We’ve also learned a little more about the valvetrain, but the durability strategy doesn’t waver. The block is machined for 60 mm roller cam bearings that support a Comp Cams billet camshaft and Jesel .937-inch-diameter lifters. Smith Bros. pushrods and T&D Machine 1.7:1 rocker arms carry the lobe instructions to Del West titanium valves.
“Nothing really in that valve train is all that far off from production, to be honest. We took some knowledge from our NASCAR side, as far as valve sizes, which are very close to what production runs,” says Brian Goble, sports car engine program manager at ECR, which is located in Welcome, North Carolina. “But the mass of the components, and the geometry of the rockers, are much less aggressive compared to what NASCAR runs. It’s a standard steel rocker arm assembly.”

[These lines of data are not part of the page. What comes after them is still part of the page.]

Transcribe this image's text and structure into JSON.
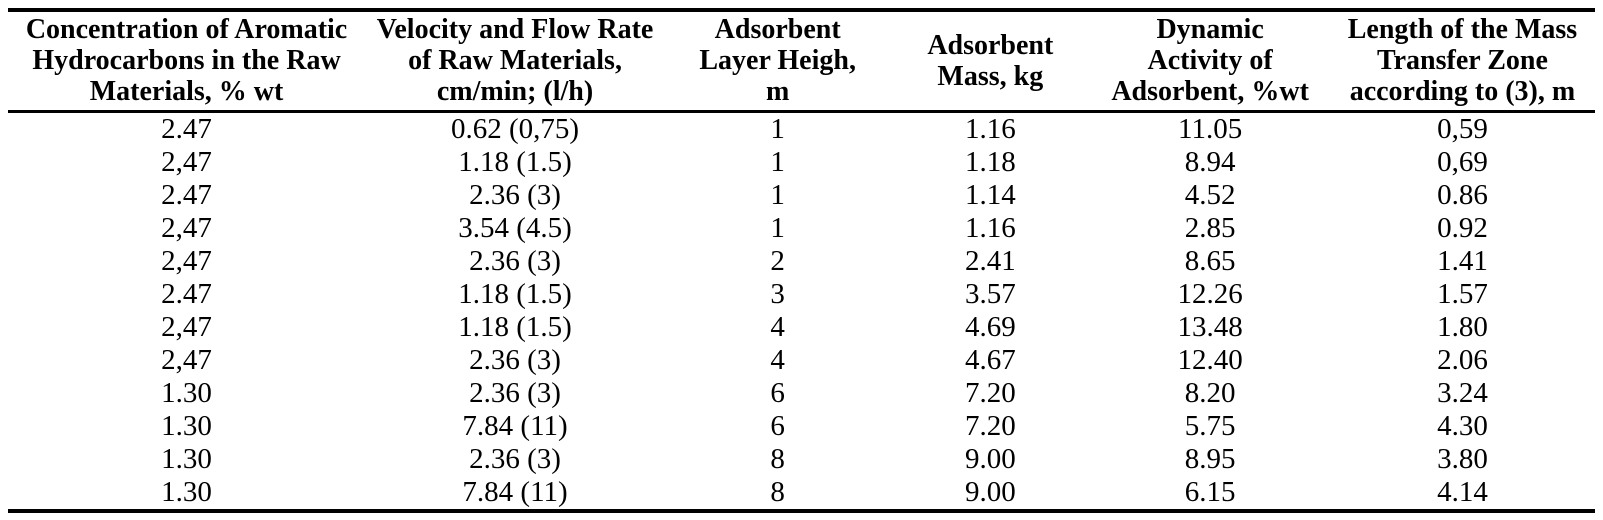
{
  "table": {
    "columns": [
      {
        "lines": [
          "Concentration of Aromatic",
          "Hydrocarbons in the Raw",
          "Materials, % wt"
        ]
      },
      {
        "lines": [
          "Velocity and Flow Rate",
          "of Raw Materials,",
          "cm/min; (l/h)"
        ]
      },
      {
        "lines": [
          "Adsorbent",
          "Layer Heigh,",
          "m"
        ]
      },
      {
        "lines": [
          "Adsorbent",
          "Mass, kg"
        ]
      },
      {
        "lines": [
          "Dynamic",
          "Activity of",
          "Adsorbent, %wt"
        ]
      },
      {
        "lines": [
          "Length of the Mass",
          "Transfer Zone",
          "according to (3), m"
        ]
      }
    ],
    "rows": [
      [
        "2.47",
        "0.62 (0,75)",
        "1",
        "1.16",
        "11.05",
        "0,59"
      ],
      [
        "2,47",
        "1.18 (1.5)",
        "1",
        "1.18",
        "8.94",
        "0,69"
      ],
      [
        "2.47",
        "2.36 (3)",
        "1",
        "1.14",
        "4.52",
        "0.86"
      ],
      [
        "2,47",
        "3.54 (4.5)",
        "1",
        "1.16",
        "2.85",
        "0.92"
      ],
      [
        "2,47",
        "2.36 (3)",
        "2",
        "2.41",
        "8.65",
        "1.41"
      ],
      [
        "2.47",
        "1.18 (1.5)",
        "3",
        "3.57",
        "12.26",
        "1.57"
      ],
      [
        "2,47",
        "1.18 (1.5)",
        "4",
        "4.69",
        "13.48",
        "1.80"
      ],
      [
        "2,47",
        "2.36 (3)",
        "4",
        "4.67",
        "12.40",
        "2.06"
      ],
      [
        "1.30",
        "2.36 (3)",
        "6",
        "7.20",
        "8.20",
        "3.24"
      ],
      [
        "1.30",
        "7.84 (11)",
        "6",
        "7.20",
        "5.75",
        "4.30"
      ],
      [
        "1.30",
        "2.36 (3)",
        "8",
        "9.00",
        "8.95",
        "3.80"
      ],
      [
        "1.30",
        "7.84 (11)",
        "8",
        "9.00",
        "6.15",
        "4.14"
      ]
    ]
  }
}
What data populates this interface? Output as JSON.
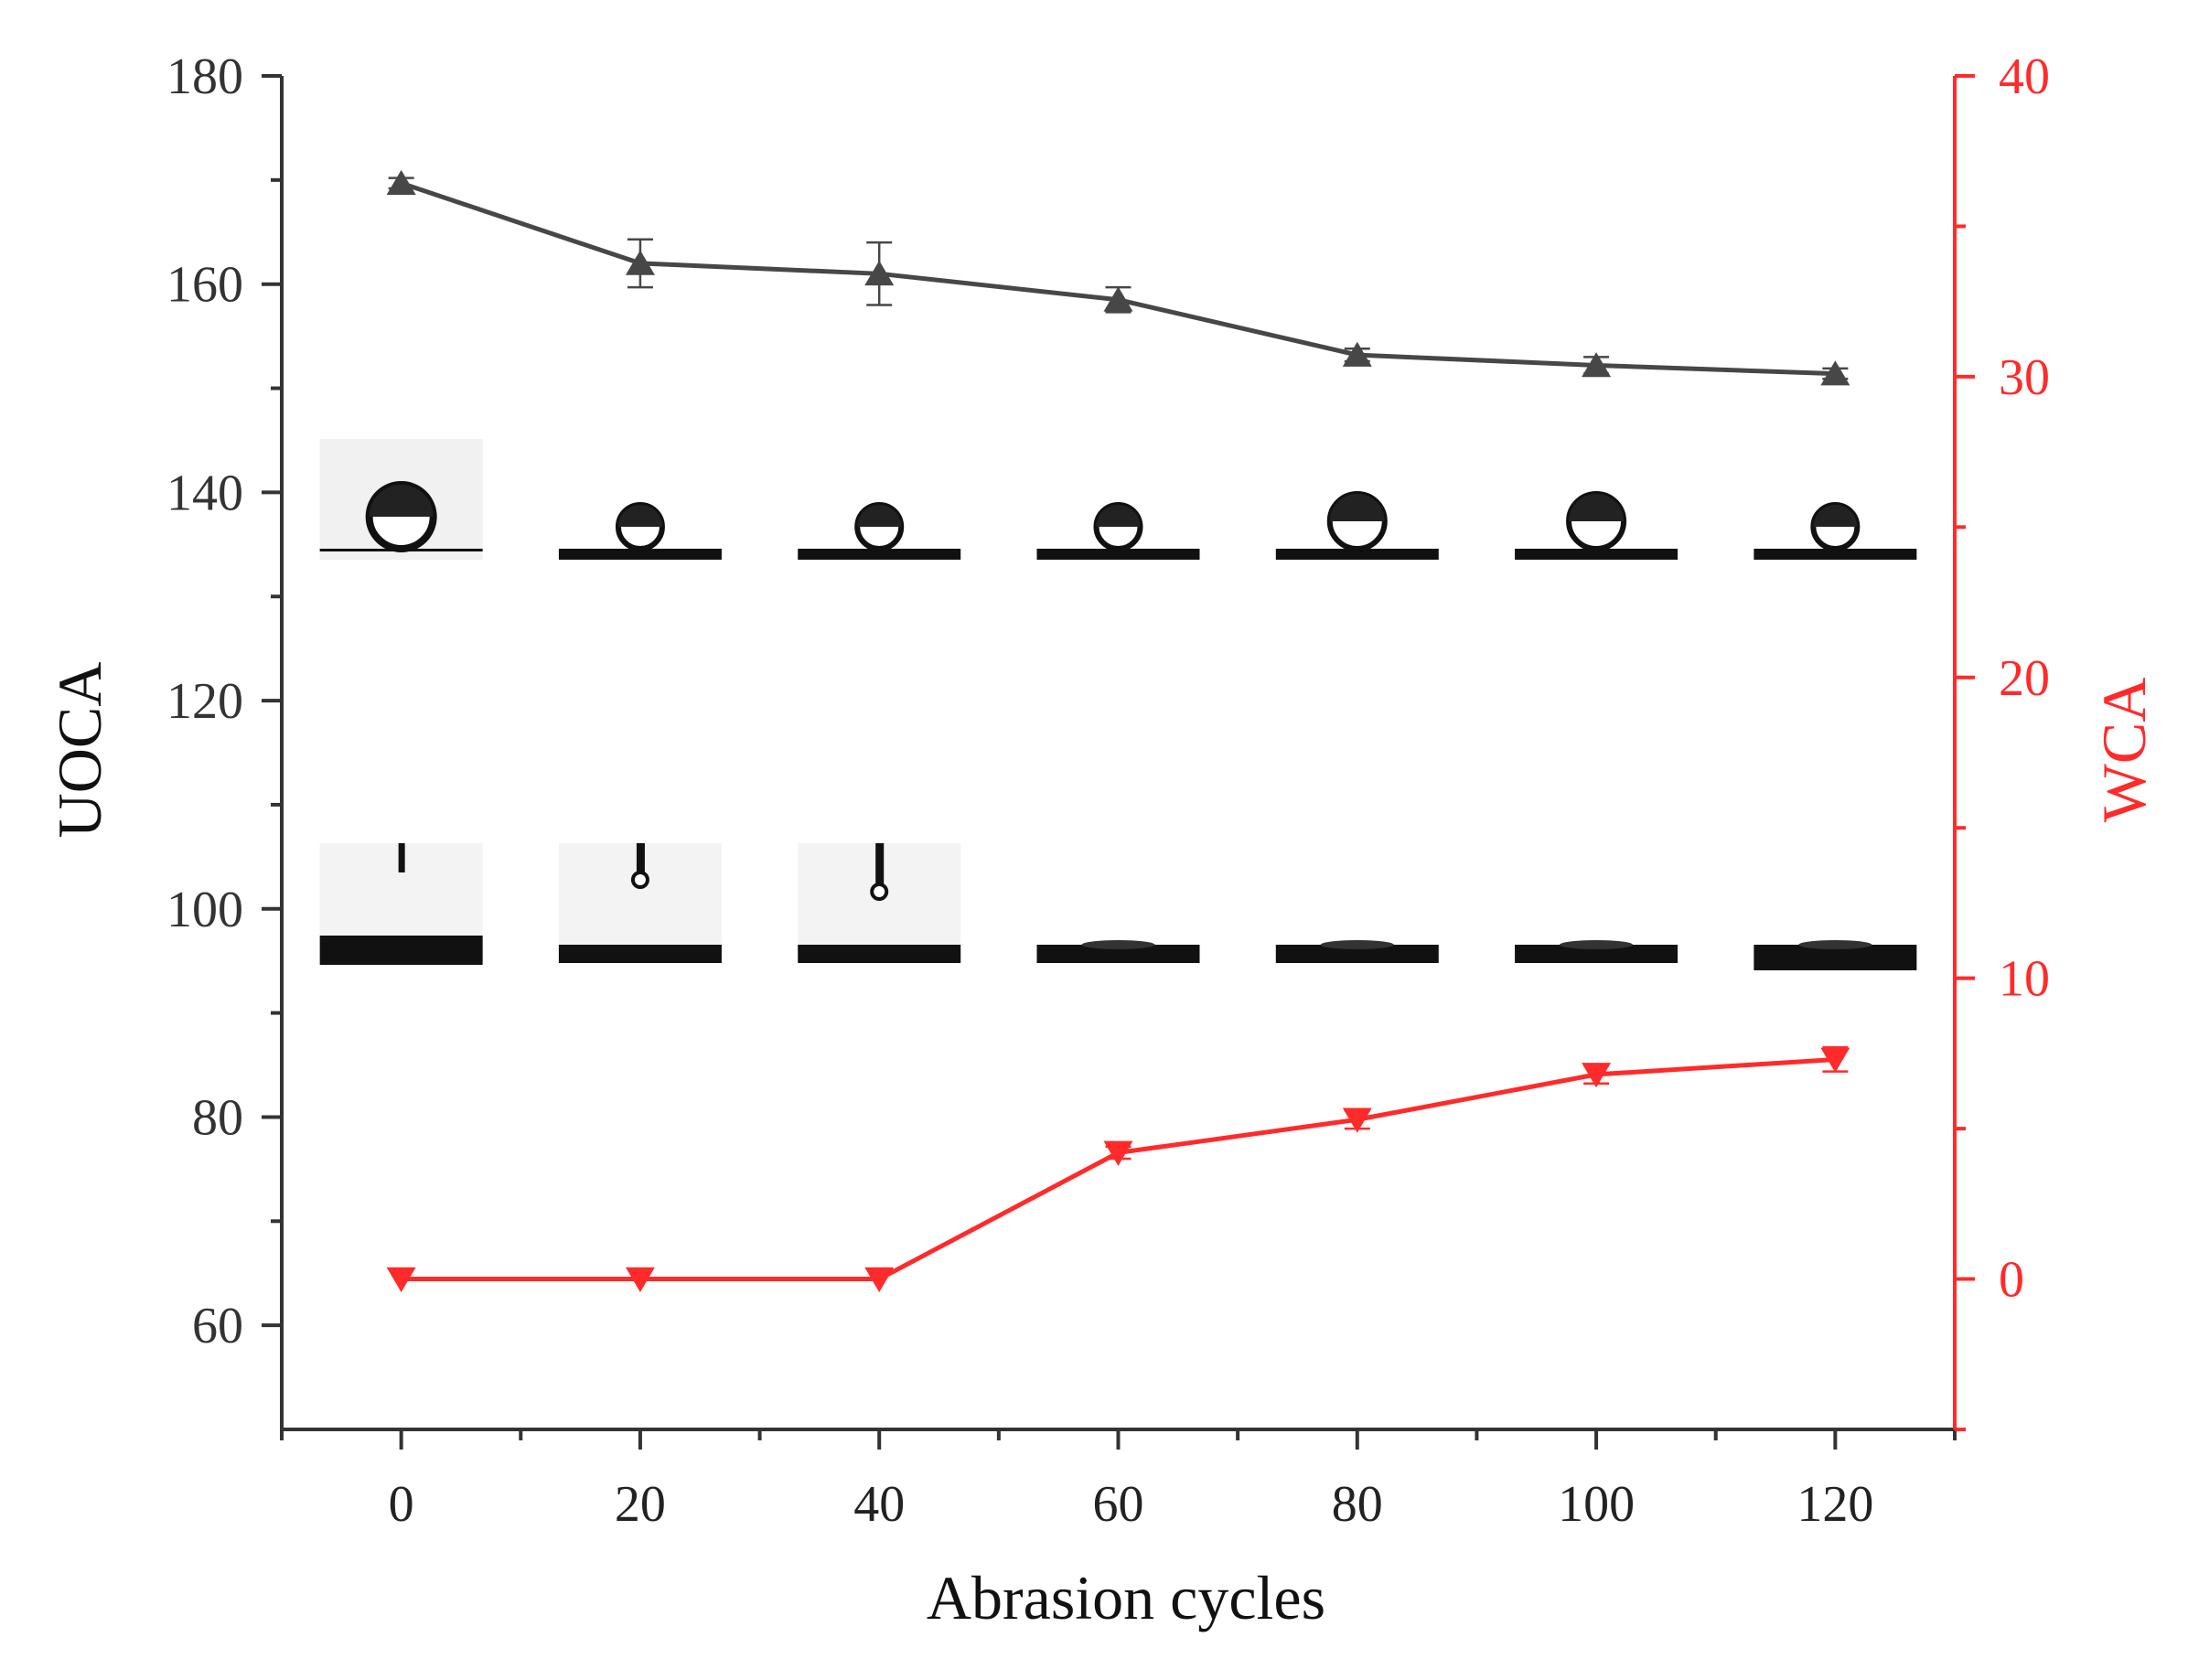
{
  "chart_data": {
    "type": "line",
    "x_axis": {
      "label": "Abrasion cycles",
      "range": [
        -10,
        130
      ],
      "ticks": [
        0,
        20,
        40,
        60,
        80,
        100,
        120
      ],
      "tick_labels": [
        "0",
        "20",
        "40",
        "60",
        "80",
        "100",
        "120"
      ]
    },
    "y_left_axis": {
      "label": "UOCA",
      "range": [
        50,
        180
      ],
      "ticks": [
        60,
        80,
        100,
        120,
        140,
        160,
        180
      ],
      "tick_labels": [
        "60",
        "80",
        "100",
        "120",
        "140",
        "160",
        "180"
      ],
      "color": "#333333"
    },
    "y_right_axis": {
      "label": "WCA",
      "range": [
        -5,
        40
      ],
      "ticks": [
        0,
        10,
        20,
        30,
        40
      ],
      "tick_labels": [
        "0",
        "10",
        "20",
        "30",
        "40"
      ],
      "color": "#ff2a2a"
    },
    "x": [
      0,
      20,
      40,
      60,
      80,
      100,
      120
    ],
    "series": [
      {
        "axis": "left",
        "marker": "triangle-up",
        "color": "#474747",
        "values": [
          169.7,
          162.0,
          161.0,
          158.5,
          153.2,
          152.2,
          151.4
        ],
        "errors": [
          0.5,
          2.3,
          3.0,
          1.2,
          0.6,
          0.8,
          0.5
        ]
      },
      {
        "axis": "right",
        "marker": "triangle-down",
        "color": "#ff2a2a",
        "values": [
          0,
          0,
          0,
          4.2,
          5.3,
          6.8,
          7.3
        ],
        "errors": [
          0,
          0,
          0,
          0.2,
          0.3,
          0.3,
          0.4
        ]
      }
    ],
    "grid": false,
    "legend": "none"
  }
}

One deviation from the production LT engine found in Cadillac performance vehicles is the absence of direct injection. Goble says the development team found the necessary powerband and driveability using port injection, so DI remains an option for marketing purposes or even as a test-bed for a future production part.
A closer look at the unique 2-piece Kinsler intake manifold reveals the bottom half is machined from billet aluminum. It attaches to the cylinder heads and locates the GM fuel injectors. The top half supports the eight butterfly throttles that have different-length trumpets to even air distribution. The electronic throttle control and throttle shafts are all contained under the carbon-fiber airbox mounted above the intake manifold. Air is fed into the airbox through two sonic air restrictors mounted on the car’s roof. IMSA can adjust the size of the openings as part of the Balance of Performance (BoP) guidelines. This season the Cadillac teams have had numerous BoP adjustments that have included decreasing the fuel tank, adjusting the aero package and even changing the transmission gear ratios. Meanwhile, IMSA has allowed competing engines to increase boost as a way to even out track performance.
While Cadillac appears headed for a dominating season on the IMSA WeatherTech SportsCar Championship, competition is likely to increase substantially next year. Honda Performance Development and Roger Penske have agreed to field two Acura DPi cars next year. The power foundation will be HPD’s well-tested AR35TT twin-turbo V6. The proposed Acura ARX-05 DPi cars could be unveiled in mid-August at Monterey.